Recent statistics show that in Israel there are currently 81,500 legal foreign workers, most of them – 48,000 – in the caregiving field. There are an additional 21,000 working in agriculture and 8,200 who work in construction.

This agreement with Ukraine joins the series of bilateral agreements between Israel and other countries that enable workers to enter the workforce without a go-between and is meant to prevent human trafficking, a global epidemic.

Yossi Edelstein, director of the Foreign Workers’ Enforcement Unit, said there are 148,000 illegal aliens in Israel, including some 91,000 tourists whose visas have expired, 41,477 asylum seekers – most from Eritrea and Sudan, and 15,280 illegal workers. He noted that the number of those refused entry to Israel from the former Soviet Union has doubled in recent years.
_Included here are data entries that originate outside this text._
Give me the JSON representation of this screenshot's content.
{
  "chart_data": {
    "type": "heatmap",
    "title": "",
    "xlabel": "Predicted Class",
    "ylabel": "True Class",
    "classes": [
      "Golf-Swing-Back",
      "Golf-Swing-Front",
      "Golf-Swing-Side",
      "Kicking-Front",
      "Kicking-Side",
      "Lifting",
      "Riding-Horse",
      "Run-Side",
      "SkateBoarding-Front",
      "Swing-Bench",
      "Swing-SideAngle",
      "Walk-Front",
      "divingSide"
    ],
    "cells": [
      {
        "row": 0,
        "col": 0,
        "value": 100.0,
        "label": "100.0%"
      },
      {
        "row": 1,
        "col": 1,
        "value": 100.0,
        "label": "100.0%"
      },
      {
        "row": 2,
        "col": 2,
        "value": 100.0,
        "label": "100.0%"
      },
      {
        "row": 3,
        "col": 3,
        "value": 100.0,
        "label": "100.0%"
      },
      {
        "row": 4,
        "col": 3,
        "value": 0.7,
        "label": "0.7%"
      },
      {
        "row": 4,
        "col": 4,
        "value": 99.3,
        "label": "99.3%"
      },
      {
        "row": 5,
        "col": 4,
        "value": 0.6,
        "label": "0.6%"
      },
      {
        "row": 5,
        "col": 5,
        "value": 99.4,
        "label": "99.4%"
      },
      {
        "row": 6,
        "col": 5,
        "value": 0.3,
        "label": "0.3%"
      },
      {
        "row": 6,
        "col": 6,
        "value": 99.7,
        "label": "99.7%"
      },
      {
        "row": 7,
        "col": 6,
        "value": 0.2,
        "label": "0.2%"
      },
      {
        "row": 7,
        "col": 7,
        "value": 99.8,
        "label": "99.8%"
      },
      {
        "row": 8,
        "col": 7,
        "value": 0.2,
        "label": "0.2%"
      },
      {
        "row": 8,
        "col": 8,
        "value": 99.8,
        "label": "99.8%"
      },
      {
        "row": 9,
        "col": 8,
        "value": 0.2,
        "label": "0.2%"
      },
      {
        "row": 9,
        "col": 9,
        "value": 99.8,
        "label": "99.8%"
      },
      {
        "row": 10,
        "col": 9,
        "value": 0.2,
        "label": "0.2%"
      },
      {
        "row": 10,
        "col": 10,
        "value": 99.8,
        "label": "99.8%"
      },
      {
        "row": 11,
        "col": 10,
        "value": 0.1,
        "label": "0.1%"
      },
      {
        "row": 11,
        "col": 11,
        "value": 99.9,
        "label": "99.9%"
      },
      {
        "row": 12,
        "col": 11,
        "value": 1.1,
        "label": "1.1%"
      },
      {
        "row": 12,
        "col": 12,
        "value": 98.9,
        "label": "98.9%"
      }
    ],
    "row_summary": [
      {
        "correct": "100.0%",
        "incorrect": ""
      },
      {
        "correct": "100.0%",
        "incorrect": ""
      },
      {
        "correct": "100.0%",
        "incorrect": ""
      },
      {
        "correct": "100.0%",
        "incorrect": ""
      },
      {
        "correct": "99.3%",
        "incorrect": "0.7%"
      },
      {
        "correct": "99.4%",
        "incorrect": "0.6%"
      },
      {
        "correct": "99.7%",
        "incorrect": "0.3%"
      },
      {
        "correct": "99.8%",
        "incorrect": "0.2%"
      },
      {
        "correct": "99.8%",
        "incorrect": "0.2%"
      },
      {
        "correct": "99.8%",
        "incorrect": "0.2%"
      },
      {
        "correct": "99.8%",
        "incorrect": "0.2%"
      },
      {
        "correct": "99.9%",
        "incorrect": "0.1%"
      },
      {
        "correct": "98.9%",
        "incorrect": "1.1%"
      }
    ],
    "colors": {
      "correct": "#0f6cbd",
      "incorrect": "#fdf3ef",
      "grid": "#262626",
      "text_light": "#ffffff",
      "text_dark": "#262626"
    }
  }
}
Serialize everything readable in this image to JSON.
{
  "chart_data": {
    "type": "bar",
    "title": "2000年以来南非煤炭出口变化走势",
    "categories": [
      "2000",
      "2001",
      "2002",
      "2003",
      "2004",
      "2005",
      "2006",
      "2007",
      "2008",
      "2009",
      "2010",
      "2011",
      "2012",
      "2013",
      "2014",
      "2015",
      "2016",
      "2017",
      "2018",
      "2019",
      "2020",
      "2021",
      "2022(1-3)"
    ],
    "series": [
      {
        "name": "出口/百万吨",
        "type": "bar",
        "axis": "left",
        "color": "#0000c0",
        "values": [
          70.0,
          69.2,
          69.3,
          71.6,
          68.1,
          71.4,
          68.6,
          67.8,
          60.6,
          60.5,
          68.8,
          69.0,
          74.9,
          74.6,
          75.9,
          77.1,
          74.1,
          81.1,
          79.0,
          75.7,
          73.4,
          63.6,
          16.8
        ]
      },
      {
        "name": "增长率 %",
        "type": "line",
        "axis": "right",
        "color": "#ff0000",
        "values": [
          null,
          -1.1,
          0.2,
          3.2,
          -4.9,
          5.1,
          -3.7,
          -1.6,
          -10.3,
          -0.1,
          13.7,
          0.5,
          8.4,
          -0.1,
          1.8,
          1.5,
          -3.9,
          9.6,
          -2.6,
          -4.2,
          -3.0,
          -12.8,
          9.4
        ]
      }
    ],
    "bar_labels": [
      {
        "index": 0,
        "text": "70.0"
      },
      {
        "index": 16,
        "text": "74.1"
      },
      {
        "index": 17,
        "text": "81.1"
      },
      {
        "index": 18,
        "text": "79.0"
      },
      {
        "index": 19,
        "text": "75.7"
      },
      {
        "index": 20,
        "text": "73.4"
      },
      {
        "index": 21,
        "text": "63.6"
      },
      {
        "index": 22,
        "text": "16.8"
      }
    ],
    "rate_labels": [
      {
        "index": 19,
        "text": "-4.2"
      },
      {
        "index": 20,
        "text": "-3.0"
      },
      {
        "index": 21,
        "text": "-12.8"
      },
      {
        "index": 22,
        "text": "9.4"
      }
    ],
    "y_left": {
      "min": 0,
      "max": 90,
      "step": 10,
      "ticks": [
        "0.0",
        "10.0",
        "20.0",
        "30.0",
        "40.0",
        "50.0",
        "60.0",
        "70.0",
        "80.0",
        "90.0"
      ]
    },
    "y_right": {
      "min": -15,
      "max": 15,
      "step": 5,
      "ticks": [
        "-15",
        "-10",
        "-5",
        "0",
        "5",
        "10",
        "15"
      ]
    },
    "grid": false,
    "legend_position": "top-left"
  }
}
Gideon Cohen, the head of the government’s unit for promoting voluntary departure of migrant workers stated that in the past three years 15,086 illegals left Israel of their own accord, 2,679 in 2016, 3,381 in 2015 and 6,414 in 2014. The vast majority returned to their country of origin and only 3,500 moved to other countries. He said that Israeli representatives supervise and monitor what happens after these workers return to their home country.

Founder and Chairman of the CIMI Board, Arnon Mantver, stated that bilateral agreements are crucial for preventing human trafficking.

He noted that each of the types of labor attracts workers from specific countries. Most construction workers are Chinese (3,284) or Moldavian (2,099). Agriculture work attracts Thais (21,034) while caregivers come from several countries, including the Philippines (15,200), India (9,998), Moldova (7,765), Sri Lanka (5,061) and Nepal (3,052).